In 1970 he was appointed provincial superior of the Vincentian congregation in Portugal and president of the governing council of the Instituto Superior de Teologia de Évora.

==Episcopal ministry==
On 19 February 1972, Pope Paul VI appointed Ferreira da Silva bishop of the Diocese of Tete in Mozambique. He received episcopal consecration on 21 May 1972 from Cardinal António Ribeiro, Patriarch of Lisbon, with Archbishop António de Castro Xavier Monteiro and Archbishop Manuel Maria Ferreira da Silva as co-consecrators.

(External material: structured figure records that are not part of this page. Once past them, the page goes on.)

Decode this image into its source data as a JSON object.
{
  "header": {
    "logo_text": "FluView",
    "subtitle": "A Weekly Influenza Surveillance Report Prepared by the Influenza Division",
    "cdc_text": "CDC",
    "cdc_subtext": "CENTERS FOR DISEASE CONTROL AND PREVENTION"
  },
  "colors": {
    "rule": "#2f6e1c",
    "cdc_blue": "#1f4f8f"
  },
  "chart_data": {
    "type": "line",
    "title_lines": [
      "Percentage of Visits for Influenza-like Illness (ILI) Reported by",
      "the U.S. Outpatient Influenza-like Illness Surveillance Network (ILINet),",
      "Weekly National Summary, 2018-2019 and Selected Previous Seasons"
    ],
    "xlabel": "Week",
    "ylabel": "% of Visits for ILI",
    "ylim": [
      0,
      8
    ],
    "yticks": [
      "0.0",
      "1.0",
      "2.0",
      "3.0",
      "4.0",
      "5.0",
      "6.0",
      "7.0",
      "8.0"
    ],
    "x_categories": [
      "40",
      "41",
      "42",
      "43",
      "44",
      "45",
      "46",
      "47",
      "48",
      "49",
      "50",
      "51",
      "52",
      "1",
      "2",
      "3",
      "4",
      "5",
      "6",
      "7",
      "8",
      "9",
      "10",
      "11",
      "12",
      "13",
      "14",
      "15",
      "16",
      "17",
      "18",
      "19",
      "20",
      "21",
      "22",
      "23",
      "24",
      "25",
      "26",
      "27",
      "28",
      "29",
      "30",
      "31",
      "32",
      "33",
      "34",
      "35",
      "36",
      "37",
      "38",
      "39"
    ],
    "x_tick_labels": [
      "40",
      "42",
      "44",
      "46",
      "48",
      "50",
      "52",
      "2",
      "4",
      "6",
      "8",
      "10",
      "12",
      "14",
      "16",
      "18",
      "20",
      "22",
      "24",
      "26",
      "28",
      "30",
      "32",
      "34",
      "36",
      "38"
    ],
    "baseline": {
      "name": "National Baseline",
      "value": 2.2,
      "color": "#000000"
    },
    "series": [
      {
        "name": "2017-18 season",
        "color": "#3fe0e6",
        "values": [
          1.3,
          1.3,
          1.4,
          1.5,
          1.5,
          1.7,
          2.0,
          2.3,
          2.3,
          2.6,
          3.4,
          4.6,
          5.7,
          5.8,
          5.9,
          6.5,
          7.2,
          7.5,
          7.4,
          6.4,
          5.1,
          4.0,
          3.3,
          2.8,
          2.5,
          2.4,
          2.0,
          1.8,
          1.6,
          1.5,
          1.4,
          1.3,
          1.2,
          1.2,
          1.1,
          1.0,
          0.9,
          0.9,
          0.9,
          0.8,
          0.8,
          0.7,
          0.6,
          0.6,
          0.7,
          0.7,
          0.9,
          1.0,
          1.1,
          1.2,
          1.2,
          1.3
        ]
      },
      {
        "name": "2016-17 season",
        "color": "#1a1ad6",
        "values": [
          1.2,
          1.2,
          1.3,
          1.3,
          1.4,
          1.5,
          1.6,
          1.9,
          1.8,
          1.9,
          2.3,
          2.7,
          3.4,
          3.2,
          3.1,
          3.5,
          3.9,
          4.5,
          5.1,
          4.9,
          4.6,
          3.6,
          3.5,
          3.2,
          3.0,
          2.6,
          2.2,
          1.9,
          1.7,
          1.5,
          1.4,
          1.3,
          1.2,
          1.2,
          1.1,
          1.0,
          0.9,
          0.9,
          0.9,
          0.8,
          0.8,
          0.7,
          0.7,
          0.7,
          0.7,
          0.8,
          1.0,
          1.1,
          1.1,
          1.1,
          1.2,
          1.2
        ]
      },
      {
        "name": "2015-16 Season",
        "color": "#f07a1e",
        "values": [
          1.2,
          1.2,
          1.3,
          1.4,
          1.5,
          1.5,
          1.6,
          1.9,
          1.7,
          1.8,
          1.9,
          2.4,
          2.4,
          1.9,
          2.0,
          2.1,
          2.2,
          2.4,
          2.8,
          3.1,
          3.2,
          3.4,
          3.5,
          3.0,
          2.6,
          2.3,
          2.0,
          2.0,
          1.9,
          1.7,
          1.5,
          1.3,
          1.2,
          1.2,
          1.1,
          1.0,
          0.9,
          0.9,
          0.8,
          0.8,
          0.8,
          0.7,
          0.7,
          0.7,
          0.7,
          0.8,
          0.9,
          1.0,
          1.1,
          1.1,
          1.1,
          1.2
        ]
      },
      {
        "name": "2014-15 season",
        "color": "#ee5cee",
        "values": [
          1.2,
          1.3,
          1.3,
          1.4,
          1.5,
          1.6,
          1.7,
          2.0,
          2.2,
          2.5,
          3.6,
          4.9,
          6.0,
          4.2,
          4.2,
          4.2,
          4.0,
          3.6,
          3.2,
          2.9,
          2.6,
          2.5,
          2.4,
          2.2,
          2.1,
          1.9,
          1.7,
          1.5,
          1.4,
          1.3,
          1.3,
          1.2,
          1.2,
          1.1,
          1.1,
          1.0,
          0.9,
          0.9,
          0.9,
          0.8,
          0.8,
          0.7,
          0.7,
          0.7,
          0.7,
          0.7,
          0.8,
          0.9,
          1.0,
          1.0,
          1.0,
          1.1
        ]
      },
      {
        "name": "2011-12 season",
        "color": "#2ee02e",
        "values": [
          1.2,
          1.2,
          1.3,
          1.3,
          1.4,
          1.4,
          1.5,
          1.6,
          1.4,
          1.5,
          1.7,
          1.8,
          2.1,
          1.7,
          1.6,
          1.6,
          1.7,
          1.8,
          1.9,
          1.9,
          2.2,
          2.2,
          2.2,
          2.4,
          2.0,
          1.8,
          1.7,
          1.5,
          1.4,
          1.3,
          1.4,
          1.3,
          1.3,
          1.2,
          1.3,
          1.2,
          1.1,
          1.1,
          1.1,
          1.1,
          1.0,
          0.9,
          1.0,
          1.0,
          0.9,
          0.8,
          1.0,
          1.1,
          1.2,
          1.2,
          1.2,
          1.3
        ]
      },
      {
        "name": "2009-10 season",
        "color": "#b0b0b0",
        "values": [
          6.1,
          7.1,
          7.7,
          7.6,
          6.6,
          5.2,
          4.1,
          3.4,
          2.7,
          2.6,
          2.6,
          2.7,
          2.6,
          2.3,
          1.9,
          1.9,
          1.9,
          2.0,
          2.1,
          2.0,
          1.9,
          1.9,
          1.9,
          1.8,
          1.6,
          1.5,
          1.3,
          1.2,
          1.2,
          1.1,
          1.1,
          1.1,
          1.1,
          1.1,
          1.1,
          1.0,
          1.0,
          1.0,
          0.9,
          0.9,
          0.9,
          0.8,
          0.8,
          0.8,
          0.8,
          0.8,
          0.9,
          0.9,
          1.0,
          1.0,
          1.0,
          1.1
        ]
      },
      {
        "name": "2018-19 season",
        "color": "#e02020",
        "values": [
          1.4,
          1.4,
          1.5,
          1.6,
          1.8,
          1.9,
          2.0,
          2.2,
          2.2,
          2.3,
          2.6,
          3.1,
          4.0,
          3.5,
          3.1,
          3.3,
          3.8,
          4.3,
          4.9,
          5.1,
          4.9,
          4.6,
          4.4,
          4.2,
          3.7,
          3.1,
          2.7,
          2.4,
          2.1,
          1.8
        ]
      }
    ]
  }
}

He served as bishop of Tete during the final years of Portuguese Mozambique and the period of decolonization. In 1976 he resigned from the diocese, believing that the appointment of a Mozambican bishop would better suit the new circumstances following independence.

On 25 September 1978, Pope John Paul I appointed him bishop of the Diocese of Portalegre-Castelo Branco in Portugal. He took possession of the diocese on 26 November 1978.

During his episcopate he promoted pastoral renewal and evangelization throughout the diocese, visiting parishes regularly and encouraging the formation of clergy and lay faithful. He also reorganized the diocesan pastoral structure by establishing several pastoral zones and missionary initiatives.

Within the Portuguese Episcopal Conference, Ferreira da Silva served as president of the Episcopal Commission for the Clergy, Seminaries and Vocations and was a member of the permanent council. In 1990 he participated in the Synod of Bishops as a delegate of the Portuguese episcopate.

On 22 April 2004, Pope John Paul II accepted his resignation as bishop of Portalegre–Castelo Branco upon reaching the canonical retirement age.

==Later life==
After retiring, Ferreira da Silva lived in Fátima. He has remained active in pastoral reflection and public commentary, including on social issues and the mission of the Church.